- Born: Karl Kalman Targownik June 17, 1915 Budapest, Hungary
- Died: January 2, 1996 (aged 80)
- Occupation: Psychiatrist

= Karl Targownik =

American physician

Karl Kalman Targownik (June 17, 1915 – January 2, 1996) was a psychiatrist and Holocaust survivor.

Dr. Karl Targownik was born in Budapest, Hungary. His parents were Polish Jews who fled to Hungary to escape the Russian invasion during World War I. Soon after the War was over they returned to Poland and settled in the small village of Bochnia, located in the Southwest of Poland near Kraków. While studying in Poland to become a medical doctor, Targownik was captured and sent to a concentration camp. For a period of time, Targownik was a prisoner at the infamous Auschwitz camp. At 29 years old and a mere 80 pounds (36 kg), Targownik was liberated on April 29, 1945 from the Dachau camp.

Soon after liberation, Targownik obtained his medical degree and practiced in New York City. In 1952, Targownik moved to Topeka, Kansas, to work at the Menninger Clinic, a popular treatment center for the mentally ill. He developed a friendship with Karl Menninger, and soon rose through the ranks to become one of the institution's top psychiatrists. Targownik frequently spoke to groups about his Holocaust experience, and gained recognition throughout the state of Kansas and much of the Midwest. He was named Kansan of the Year in 1976 by the newspaper of Topeka, Kansas.

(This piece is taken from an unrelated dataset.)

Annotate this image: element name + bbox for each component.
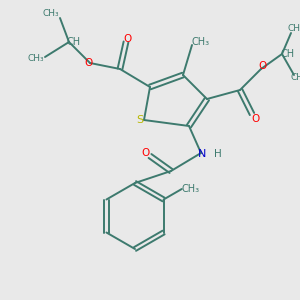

Dr. Targownik worked and led the Kansas Reception & Diagnostic Center, a State Prison outside of Topeka. It was one of the few remaining institutions for new, incoming state prisoners, where they could be evaluated medically, psychologically and educationally. A team of clinicians would then recommend the level of placement in the state prison system.
This Reception & Diagnostic concept followed from Dr. Karl Menninger's philosophy of criminal rehabilitation, as written about in his book, "The Crime of Punishment"

Targownik continued to speak and give interviews through the end of his life, which was complicated by Alzheimer's and Parkinson's diseases. He died at 80 on January 2, 1996, at his Topeka home.